Народ не торопится пироги разбирать. Со стола только, отдышаться надо. С горки покататься. Девкам – парней раззадорить. Парням – девок пошупать. Ванька с Егором уже третий раз с горки скатываются. Хорошо! Санки, аж до середины пруда бегут.
– Эх, давай – ко, Егор ишо разок скатимси и чай с блянами побегим пробавать. Я, кажисть бляны с припёком приметил, с грибами. Да и бои скоро, нада отдышатьси.

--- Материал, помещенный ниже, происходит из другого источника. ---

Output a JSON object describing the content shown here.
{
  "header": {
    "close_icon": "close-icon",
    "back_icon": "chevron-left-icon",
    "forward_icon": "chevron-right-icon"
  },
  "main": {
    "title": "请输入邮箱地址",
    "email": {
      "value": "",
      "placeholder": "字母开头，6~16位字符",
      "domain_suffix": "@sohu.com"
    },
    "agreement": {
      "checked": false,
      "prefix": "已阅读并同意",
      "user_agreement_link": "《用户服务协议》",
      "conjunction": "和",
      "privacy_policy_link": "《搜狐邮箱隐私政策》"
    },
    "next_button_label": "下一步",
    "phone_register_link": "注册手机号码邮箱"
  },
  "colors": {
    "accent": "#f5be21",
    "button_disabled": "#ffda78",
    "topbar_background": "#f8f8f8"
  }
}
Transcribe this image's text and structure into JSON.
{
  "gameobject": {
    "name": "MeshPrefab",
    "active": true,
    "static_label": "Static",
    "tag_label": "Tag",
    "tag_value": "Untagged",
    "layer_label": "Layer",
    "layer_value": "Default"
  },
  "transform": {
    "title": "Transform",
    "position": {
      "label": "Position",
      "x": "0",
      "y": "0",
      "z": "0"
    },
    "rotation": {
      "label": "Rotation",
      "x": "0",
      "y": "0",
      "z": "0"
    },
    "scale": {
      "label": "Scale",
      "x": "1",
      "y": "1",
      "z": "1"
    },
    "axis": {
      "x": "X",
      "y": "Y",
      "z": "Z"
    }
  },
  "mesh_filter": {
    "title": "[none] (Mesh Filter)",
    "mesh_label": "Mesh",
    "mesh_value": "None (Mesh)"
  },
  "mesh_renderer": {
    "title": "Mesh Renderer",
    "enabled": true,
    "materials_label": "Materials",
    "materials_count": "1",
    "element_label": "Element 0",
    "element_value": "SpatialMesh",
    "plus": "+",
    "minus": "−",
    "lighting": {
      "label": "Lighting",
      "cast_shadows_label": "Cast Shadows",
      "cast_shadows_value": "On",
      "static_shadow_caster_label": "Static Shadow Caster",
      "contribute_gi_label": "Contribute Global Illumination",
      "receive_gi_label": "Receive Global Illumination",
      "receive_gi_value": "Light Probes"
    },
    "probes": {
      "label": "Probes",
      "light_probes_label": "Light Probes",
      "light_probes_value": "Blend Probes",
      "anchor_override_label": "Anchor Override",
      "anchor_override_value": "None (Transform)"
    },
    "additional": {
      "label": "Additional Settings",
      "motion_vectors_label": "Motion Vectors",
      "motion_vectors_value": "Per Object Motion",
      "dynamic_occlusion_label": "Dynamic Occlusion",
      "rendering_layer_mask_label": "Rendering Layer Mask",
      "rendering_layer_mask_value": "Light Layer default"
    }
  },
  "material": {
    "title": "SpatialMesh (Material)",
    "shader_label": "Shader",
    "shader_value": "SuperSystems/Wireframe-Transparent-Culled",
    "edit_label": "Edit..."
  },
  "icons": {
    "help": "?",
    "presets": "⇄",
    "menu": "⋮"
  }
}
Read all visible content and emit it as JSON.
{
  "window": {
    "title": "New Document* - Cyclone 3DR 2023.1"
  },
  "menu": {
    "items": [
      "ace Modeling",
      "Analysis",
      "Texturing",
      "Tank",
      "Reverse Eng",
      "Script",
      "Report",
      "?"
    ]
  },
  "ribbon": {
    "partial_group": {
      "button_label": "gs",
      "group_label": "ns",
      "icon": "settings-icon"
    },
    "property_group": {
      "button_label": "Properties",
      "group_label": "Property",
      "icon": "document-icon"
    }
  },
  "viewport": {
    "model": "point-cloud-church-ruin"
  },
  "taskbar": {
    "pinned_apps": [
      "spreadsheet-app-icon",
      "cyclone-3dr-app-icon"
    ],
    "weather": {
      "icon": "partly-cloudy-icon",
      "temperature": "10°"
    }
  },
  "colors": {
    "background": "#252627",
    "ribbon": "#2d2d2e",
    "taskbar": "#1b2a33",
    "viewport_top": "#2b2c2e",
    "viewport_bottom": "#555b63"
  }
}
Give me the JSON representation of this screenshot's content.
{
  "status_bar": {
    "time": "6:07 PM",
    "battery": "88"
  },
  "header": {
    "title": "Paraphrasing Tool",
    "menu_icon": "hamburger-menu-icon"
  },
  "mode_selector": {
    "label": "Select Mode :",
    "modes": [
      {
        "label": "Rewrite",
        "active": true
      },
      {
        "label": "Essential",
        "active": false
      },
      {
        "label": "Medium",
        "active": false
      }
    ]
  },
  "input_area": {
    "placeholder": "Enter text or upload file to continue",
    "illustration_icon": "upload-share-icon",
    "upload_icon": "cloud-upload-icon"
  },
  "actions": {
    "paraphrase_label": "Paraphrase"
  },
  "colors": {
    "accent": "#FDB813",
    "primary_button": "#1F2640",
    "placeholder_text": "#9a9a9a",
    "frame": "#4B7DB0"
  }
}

Когда санки уже выкатывали на лед, случилось, то чего Егор боялся: послышался треск, деревянные полозья под парнями разъехались и, Иван кувырком откатился в одну сторону, а Егор в другую сторону, сгребая под собой кучи снега. Визг, хохот, улюканье и, через мгновение, на Ивана обрушился белый, мягкий комок в шушуне, осыпав глаза мокрым снегом. Когда Иван смог открыть глаза, то увидел на себе чудо дивное. Девичья, русая коса щекотала нос. Глаза, как береста на березе, выглядывают, с тревогой и любопытством, из под повойника. Снег стаивал с лица Ивана и скатывался по шее на спину под зипун, но Иван не чувствовал холода. Он просто утонул в этих удивленных, бездомных глазах.
– О боже! Цаплёнок с неба сваливси! – Иван посмотрел на голубое, с рядами белых облачков, небо, – Никак, тыя с путя сбилась? Вона, твоя подружки, по небу плывуть.
– Не сбилась я с путя. Это ты ляжишь на моейю путя.
– Ну, ты тожа ляжишь. Да я ничо, ляжи. Оно ляжмя теплей будять.
– Ишо, чавоть. Я стоймя не можу. У меня одёжа за твоя санцы причапилась.
– Катерина! Ты чаво на Ваньке рузвалилася? – девки окружили подружку, пытающуюся слезть с парня, – Аль, прилипла, чоли?
– Отчапитя миня! Узади шушун за санцы зачепивси. Порву, мамка наругаеть.
Подружки осторожно отцепили край шубки от треснувшего полозка и подняли раскрасневшуюся, толи от холода, толи от смущения, Катерину.
– Значит, Катенька ко мне у гости прилетала? – Ванька вскочил на ноги, отряхнулся от снега и подошел к девушке, – Можа судьба нас ненарошно счепила? Где ж такие цаплята водятси?
– А то не знаш! Бреевские мы. Вот пришли поглядеть, как ваши с нашими биться будуть. Энтот раз ваша взяла. Сёдня наша возмёть.
– Иван! Так нас, ужо ищуть. Бегим, пока от боя не отделили, – Егор тащил упирающегося Ивана прочь от девок. Он уже заметил, что Иван и Катерина не могут оторвать друг от друга глаз.
– Так, ты тож бьёся? Поглядаем, как наши вас с горки – то спустять, – Катина подружка, Лизка, построила хитрые глазки, – Поглядаем.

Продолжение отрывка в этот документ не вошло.